Par ailleurs, l’informatisation de nombreuses procédures « médico-administratives » (le traitement des attestations de soins, l’introduction des demandes de Bf, l’établissement de certificats d’ITT…) fait diminuer les coûts des services liés à la santé. Les généralistes, par les formalités dont ils s’acquittent à l’écran, permettent des économies qui sont directement récupérées par un opérateur privé… Qui du reste a aussi veillé à faire son trou au sein des services hospitaliers, dans le domaine des transmissions de données entre professionnels, dans les pharmacies et dans les soins infirmiers.

Plus l’Etat va demander aux généralistes d’employer les e-services, plus cet offreur en position dominante pourra gagner d’argent…

CE QU’EXIGE LE GBO

Le système de santé, c’est l’affaire de tous les citoyens. Une partie des revenus des contribuables sont d’ailleurs destinés à garantir des soins de qualité. Si on se place dans une logique de marché, la régulation des prix ne peut venir que de la concurrence. Si celle-ci disparait, la qualité, la sécurité et le prix ne sont plus assurés.

La plupart du temps, les états qui ont été confrontés à des constructions de monopole ont dû choisir entre deux grandes orientations : soit obliger les sociétés à se diviser, soit nationaliser le type de service concerné.

De toute manière, si c’est pour verser aux médecins une prime informatique qui sera automatiquement happée par un opérateur privé, autant verser directement la somme à cet opérateur.

Le GBO recommande que le débat soit porté en place publique de manière transparente et que les organes de contrôle (Cour des comptes, Autorité belge de la concurrence…) examinent la situation.

Le GBO propose que des alternatives puissent être développées pour limiter les effets négatifs sur les médecins d’une concentration extrême de l’offre, alternatives sur lesquelles le Collège francophone de la médecine générale se penche déjà. Les médecins généralistes pourront sans doute trouver des parades, mais il est peu probable qu’elles soient effectives d’ici à la fin de l’année.

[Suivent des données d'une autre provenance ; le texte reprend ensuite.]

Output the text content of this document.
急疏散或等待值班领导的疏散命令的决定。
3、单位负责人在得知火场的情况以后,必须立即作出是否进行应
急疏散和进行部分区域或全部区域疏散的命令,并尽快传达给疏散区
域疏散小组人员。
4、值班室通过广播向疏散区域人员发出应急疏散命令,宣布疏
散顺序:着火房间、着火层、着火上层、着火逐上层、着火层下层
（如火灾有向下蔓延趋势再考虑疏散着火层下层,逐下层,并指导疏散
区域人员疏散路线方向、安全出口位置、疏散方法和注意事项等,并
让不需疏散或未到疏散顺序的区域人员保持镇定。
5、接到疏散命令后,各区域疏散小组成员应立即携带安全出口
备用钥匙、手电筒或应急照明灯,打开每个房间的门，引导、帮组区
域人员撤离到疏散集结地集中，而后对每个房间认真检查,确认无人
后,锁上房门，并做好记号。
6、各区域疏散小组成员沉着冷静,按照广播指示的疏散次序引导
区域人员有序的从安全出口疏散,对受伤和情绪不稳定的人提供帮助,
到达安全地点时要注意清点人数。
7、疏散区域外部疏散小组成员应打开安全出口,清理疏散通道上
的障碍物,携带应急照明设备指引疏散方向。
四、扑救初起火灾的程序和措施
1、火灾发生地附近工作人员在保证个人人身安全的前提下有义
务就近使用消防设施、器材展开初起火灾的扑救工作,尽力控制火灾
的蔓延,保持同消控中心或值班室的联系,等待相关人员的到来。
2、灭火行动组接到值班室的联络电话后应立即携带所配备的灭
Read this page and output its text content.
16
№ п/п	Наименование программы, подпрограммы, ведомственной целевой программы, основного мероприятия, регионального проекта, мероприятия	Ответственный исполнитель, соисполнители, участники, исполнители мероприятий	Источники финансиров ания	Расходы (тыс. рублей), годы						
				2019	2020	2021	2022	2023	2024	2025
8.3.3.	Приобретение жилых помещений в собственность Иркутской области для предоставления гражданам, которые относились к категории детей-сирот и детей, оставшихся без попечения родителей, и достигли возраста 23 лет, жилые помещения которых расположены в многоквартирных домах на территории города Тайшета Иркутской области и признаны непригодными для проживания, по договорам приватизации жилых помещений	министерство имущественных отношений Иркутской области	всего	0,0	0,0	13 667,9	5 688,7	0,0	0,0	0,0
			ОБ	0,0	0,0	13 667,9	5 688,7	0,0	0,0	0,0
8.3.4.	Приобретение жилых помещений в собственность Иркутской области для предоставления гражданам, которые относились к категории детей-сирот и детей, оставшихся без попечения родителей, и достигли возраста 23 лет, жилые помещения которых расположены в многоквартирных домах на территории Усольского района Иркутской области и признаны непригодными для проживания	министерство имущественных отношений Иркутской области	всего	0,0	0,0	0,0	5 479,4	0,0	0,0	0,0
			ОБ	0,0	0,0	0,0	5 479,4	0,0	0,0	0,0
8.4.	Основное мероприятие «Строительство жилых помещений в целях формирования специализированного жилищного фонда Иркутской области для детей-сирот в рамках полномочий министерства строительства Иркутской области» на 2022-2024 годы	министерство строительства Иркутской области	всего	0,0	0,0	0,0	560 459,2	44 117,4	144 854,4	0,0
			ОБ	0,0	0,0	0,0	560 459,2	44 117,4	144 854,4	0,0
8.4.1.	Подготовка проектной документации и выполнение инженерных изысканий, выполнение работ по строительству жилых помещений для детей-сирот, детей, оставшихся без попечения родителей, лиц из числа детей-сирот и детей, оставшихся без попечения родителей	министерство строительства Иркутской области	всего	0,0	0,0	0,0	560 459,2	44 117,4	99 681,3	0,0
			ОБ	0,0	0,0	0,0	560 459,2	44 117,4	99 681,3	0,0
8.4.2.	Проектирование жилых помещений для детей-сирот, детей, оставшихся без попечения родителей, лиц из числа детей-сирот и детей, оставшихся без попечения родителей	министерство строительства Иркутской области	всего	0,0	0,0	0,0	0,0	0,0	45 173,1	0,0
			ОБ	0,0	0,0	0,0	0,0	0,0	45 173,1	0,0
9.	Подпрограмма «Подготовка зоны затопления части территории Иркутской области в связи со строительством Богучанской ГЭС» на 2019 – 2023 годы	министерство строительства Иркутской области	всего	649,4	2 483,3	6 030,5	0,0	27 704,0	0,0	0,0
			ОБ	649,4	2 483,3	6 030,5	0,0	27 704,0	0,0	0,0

Enfin, le GBO revendique que les médecins généralistes ne subissent aucune perte de données patients en cas de changement de logiciel. C’est en théorie obligatoire, mais loin d’être le cas. Les coffres-forts des hubs régionaux (Intermed, Brusafe et Vitalink) pourraient garantir le stockage des données si on appliquait une politique volontariste à cet égard.

De manière générale, le GBO s’oppose énergiquement à ce que le bien commun soit détourné vers des intérêts privés.

LAST MINUTE

C’EST LE PRINTEMPS !

Le GBO soutient pleinement la toute récente initiative du « printemps médical », lancée par une centaine de MG désireux de se doter d'un DMI propre, qui restera sous contrôle de la profession, en réaction au monopole grandissant de Corilus. Parmi cette centaine de confrères se trouvent de nombreux membres du GBO, voire du bureau du GBO (les Drs Vollemaere, de Thier, Marivoet…) A terme, ce logiciel sera partagé avec les autres métiers de santé de première ligne.